Nommé treizième recteur de l’Académie de La Réunion en juillet 2023, Pierre-François Mourier s’apprête à rejoindre l’Académie de Nancy-Metz et à devenir recteur de la région académique Grand-Est.
Vous terminez donc votre mandat de Recteur de La Réunion après un an et trois mois. Un mandat express. Avez-vous des regrets de nous quitter si tôt ?
Qui ne regretterait pas de quitter la Réunion ? Bien sûr que oui. Je regrette d’avoir quitté l’île, mes collègues, les étudiants de La Réunion, les professeurs, les cadres, les élus. Mais je suis un haut fonctionnaire et lorsqu’on me donne l’opportunité et l’honneur de diriger une très grande région universitaire, je réponds.
Y a-t-il des dossiers ou des projets particuliers qui vous tenaient à cœur, et que vous n’avez pas eu le temps de voir se concrétiser au sein de l’académie ?
Oui car, par définition, l’éducation est un projet qui ne finit jamais. C’est quelque chose qu’on commence et qu’on finit seulement 5, 10, 20 ans plus tard. Et il n’y a pas de mandat de 20 ans pour les réacteurs.
Quels sont les trois principaux projets ?
Ce sont les dossiers dont je suis le plus fier. Tout d’abord, l’essor des écoles inclusives qui est extrêmement important pour moi, et pour tous les Français, je crois. Deuxièmement, cette idée selon laquelle le multilinguisme à La Réunion est une opportunité extraordinaire. Le fait que 80% de nos étudiants soient créoles est une opportunité extraordinaire pour passer ensuite au multilinguisme.
Un projet initié par votre prédécesseur, la rectrice Chantal Manès-Bonisseau, aujourd’hui à la retraite. Créole en classe pour les étudiants de La Réunion. Un an plus tard, quels sont vos premiers bilans ? Et quelles pistes d’amélioration ?
Nous parvenons désormais à réellement convaincre les parents que les cours où l’on apprend réellement le créole, comme une langue vivante, sont un plus pour leurs enfants. Cela progresse de plus en plus et on voit comment la parfaite maîtrise du créole et du français travaillent ensemble pour avancer vers d’autres langues.

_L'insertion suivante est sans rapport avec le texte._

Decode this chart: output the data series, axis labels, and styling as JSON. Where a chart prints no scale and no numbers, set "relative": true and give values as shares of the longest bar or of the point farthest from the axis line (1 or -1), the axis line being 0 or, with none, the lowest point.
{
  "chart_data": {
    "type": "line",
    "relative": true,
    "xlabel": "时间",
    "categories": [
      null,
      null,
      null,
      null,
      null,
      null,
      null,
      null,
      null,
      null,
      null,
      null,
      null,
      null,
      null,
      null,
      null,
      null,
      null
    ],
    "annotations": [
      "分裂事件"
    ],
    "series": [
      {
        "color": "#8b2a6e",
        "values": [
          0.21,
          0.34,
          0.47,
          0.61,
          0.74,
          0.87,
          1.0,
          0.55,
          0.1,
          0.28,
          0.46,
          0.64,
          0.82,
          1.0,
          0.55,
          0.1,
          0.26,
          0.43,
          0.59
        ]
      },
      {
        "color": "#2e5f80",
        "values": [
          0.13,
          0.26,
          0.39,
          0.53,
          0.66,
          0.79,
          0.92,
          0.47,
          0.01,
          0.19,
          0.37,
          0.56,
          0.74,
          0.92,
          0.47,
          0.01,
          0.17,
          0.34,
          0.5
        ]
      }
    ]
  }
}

L’intimidation à l’école. Un fléau chez les jeunes. Sous la houlette de l’ancien ministre de l’Éducation nationale, Gabriel Attal, vous avez suivi la mise en place de cours d’empathie au sein des écoles. Comment pensez-vous que nous pouvons aller plus loin avec les systèmes ?
Nous sommes particulièrement fiers ici à La Réunion car avec notre cellule d’innovation académique, en effet, nous faisions des cours d’empathie. Nous ne l’appelons pas cours d’empathie, mais « compétences psychosociales » par exemple, depuis plus d’un an maintenant. Cela change l’ambiance d’une classe, d’une école, les relations entre les élèves, avec les professeurs, mais aussi avec les parents d’élèves qui en sont une composante essentielle.
Budget 2025. Les économies de l’État résulteront de la suppression de 4 000 postes d’enseignants dans le primaire. Nous avons entendu la montée des syndicats. Combien de postes d’enseignants pourraient être supprimés à La Réunion ? Dans quelle mesure ? Quelles conséquences pour les étudiants de La Réunion ?
Premièrement, le budget n’est pas voté. Le ministre a laissé entendre qu’une discussion était possible. Il est bien trop tôt pour répondre précisément, et encore plus pour savoir comment chaque académie pourrait être impactée. La Réunion, moins que d’autres, car nous sommes encore en train de rattraper notre retard. Cette académie fêtera ses 40 ans en décembre, c’est une très jeune académie. Je pense que nous serons moins touchés que beaucoup d’autres par cette éventuelle perte d’emploi.
Vous avez pu échanger avec votre successeur Rostane Medhi, nommé ce mercredi en Conseil des ministres, nouveau Recteur de l’Académie de La Réunion. D’autres défis vous attendent à l’académie Grand-Est. Quand allez-vous quitter la Réunion ? Et qu’emporterez-vous de La Réunion dans vos valises ?
Je pars lundi soir et j’emporte avec moi un cœur comme ça, le cœur de La Réunion qui est l’amitié, le respect, la bienveillance et le vrai sens du vivre ensemble.